10.3. If relevant to psychological suitability, health records or collateral information should be obtained from treating healthcare professionals and reviewed before a final determination is made of the candidate's suitability. When such records are unavailable, evaluators should consider deferring the suitability determination until the health record can be reviewed or the basis for the concern is otherwise resolved.

11. Reports

11.1 The hiring agency administrators directly involved in making employment decisions may be provided with a written report of the evaluation. It is recommended the report contain, at a minimum, a clear determination of the candidate's psychological suitability for employment based upon an analysis of all psychological assessment materials, including background information, test data, and interview results. It is recommended that any agency-specific restrictions or other requirements relevant to the format or content of the written psychological report be communicated to the evaluator in advance of the evaluation.

11.2 Evaluators should expressly link any ratings and/or recommendations for employment based upon the results of the evaluation to the job-analytic information referenced in paragraph 5.1.

11.3 Evaluators should avoid the use of clinical diagnoses or psychiatric labeling of candidates unless relevant to the evaluator's conclusion, necessary for the hiring agency to make an employment decision, and/or required by law. Evaluators should focus their reports on the individual candidate's ability to safely and effectively perform the essential functions of the position under consideration.

11.4 Evaluators should base conclusions concerning a candidate's psychological suitability on consistencies across data sources rather than a single source; and evaluators should justify exceptions to this guideline.

11.5 Hiring agencies should consider recommendations regarding a candidate's suitability for employment to be valid for no longer than one year from completion of the evaluation unless another time period is established by policy or regulation. Evaluators should clearly state in the report the period of time for which the evaluation is considered valid.

11.6 Hiring agencies should securely maintain the written report in accordance with federal, state, and professional requirements.

12. Use of the Evaluation

12.1 It is recommended that efforts be made to inform the hiring agency's administrators about the strengths and limitations of preemployment psychological evaluations.

12.2 Preemployment psychological evaluations should be used as one component of the overall hiring process.

12.3 It is recommended that the use of preemployment test results for purposes other than making preemployment decisions be justified by consideration of relevance, reliability, and informed consent. The hiring agency should not use the preemployment evaluation for promotional or specialized assignment evaluations.

13. Follow-Up

13.1 The hiring agency and evaluator should collaborate in order to continually assess the accuracy of final suitability determinations. It is recommended that follow-up data be collected in accordance with strict confidentiality provisions protecting individual candidate identities and in accordance with ethical research guidelines and the law.

13.2 The evaluator and the hiring agency should evaluate whether final suitability ratings have an adverse impact on protected classes of candidates.
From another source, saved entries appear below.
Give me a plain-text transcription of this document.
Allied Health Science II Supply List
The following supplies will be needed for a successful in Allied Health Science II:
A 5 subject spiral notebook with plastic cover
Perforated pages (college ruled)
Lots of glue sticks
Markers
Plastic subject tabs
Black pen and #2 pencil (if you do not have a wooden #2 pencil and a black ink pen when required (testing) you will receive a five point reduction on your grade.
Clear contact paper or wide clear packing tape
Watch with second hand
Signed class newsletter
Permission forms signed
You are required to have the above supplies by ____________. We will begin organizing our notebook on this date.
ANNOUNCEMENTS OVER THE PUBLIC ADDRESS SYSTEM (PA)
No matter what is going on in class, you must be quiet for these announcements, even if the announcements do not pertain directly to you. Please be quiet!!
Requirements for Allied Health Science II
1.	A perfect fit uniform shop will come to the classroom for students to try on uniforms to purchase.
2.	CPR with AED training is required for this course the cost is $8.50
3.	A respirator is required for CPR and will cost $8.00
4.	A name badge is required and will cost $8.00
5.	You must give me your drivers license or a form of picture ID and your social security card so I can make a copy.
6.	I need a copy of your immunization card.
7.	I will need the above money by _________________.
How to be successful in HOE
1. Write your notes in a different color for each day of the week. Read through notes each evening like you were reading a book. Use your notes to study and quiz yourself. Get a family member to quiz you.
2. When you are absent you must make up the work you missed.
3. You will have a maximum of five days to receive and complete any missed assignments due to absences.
13.3 Evaluators should base their findings on established scientific and professional knowledge sufficient to substantiate their procedures, conclusions, and recommendations and be prepared to defend such procedures, conclusions, and recommendations if a decision based on psychological evaluation findings is challenged.

14. Appeals and Second Opinions

14.1 Hiring agencies that permit second-opinion evaluations as part of an appeal process are encouraged to require these psychological evaluations to be based on the same criteria used for the initial psychological evaluation.